Still, Mr. Burns’ agenda is said to sharply differ from that of Mr. Bush’s first term. Officials said Mr. Burns has managed to sideline the president’s policy to introduce democracy and reform in the Middle East. The undersecretary persuaded Mr. Bush to waive human rights sanctions on a range of Arab and Islamic countries, including Indonesia, Libya, Saudi Arabia and Sudan.
“Condi has very little interest in the Middle East and regards her meetings with some leaders in the area with disdain,” an official said. “In contrast, Burns relishes his contacts with Arab leaders.”
Mr. Burns has also encouraged Mr. Bush to increase pressure on Israel in an effort to win Arab support for U.S. policy in the Middle East. Officials said the undersecretary has also helped reduce the president’s ardor to enact regime change in Iran and Syria.

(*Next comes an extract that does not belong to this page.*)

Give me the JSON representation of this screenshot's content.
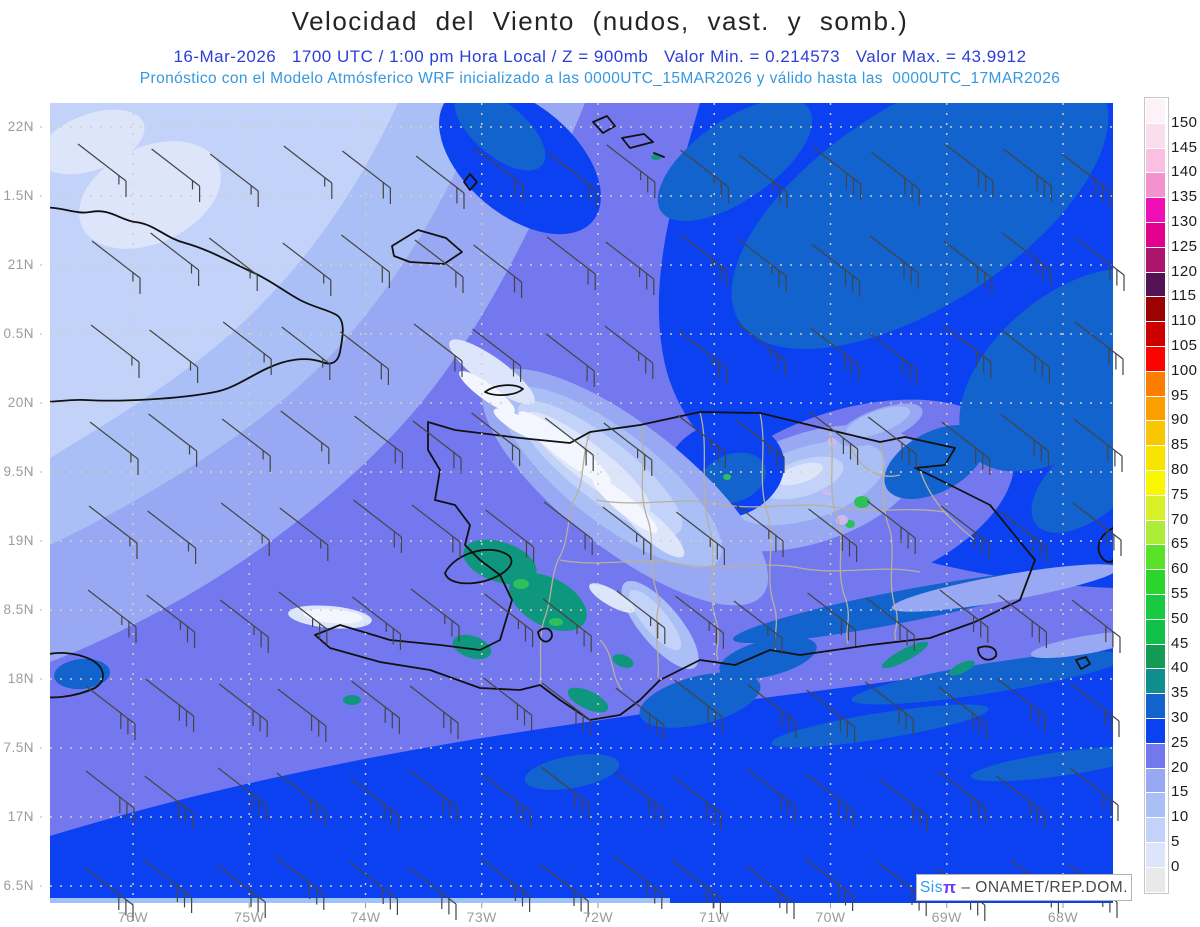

Unlike the neocons who once dominated the Bush foreign policy, Burns is totally in the mold of Bush’s father. This suggests that Bush I is undermining the Bush II presidency and trying to control the presidency from behind the scenes. We know, from Brent Scowcroft’s piece, that there is a major rift between Bush and his father over the Iraq War. We know that Bush I is furious over the massive loss of respect other countries have for this country. We also know that Bush I is deeply hurt because of the fact that he considered himself first and foremost a statesman.
This suggests that Bush I is undermining the White House through blackmail – Bush I is one of the few people who knows the whole secret of Bush II’s sordid past and could be totally willing to spill the beans in some way if Bush II does not comply with father’s orders. It could involve some kind of whisper campaign – the same kind that Rove is so good at orchestrating. And Bush II and Rove are extremely paranoid about any details about Bush II’s past leaking out – witness their vicious attacks against CBS when the TANG story broke out. I suggest that Bush I is blackmailing his son to put his people in charge of foreign policy – or else.
This theory would explain why Bush I was so tolerant of his son’s failures and worked to cover up for them – it is a form of power that he could use. After he left office, his son could easily run for President with his father’s resources and win. Bush I would hold all the real power because he knows about his son’s moral failures more than anybody. Anytime Bush II were to fail, Bush I could blackmail him by demanding that he appoint his people to positions of power and give them access. And I suggest Bush II is the same way with his daughters – they can play around as much as they want, and then use their family’s resources to gain elective office – and fall under the Bush blackmail trap. It is a vicious power structure designed to perpetuate power and get around the Constitutional prohibition against more than two terms.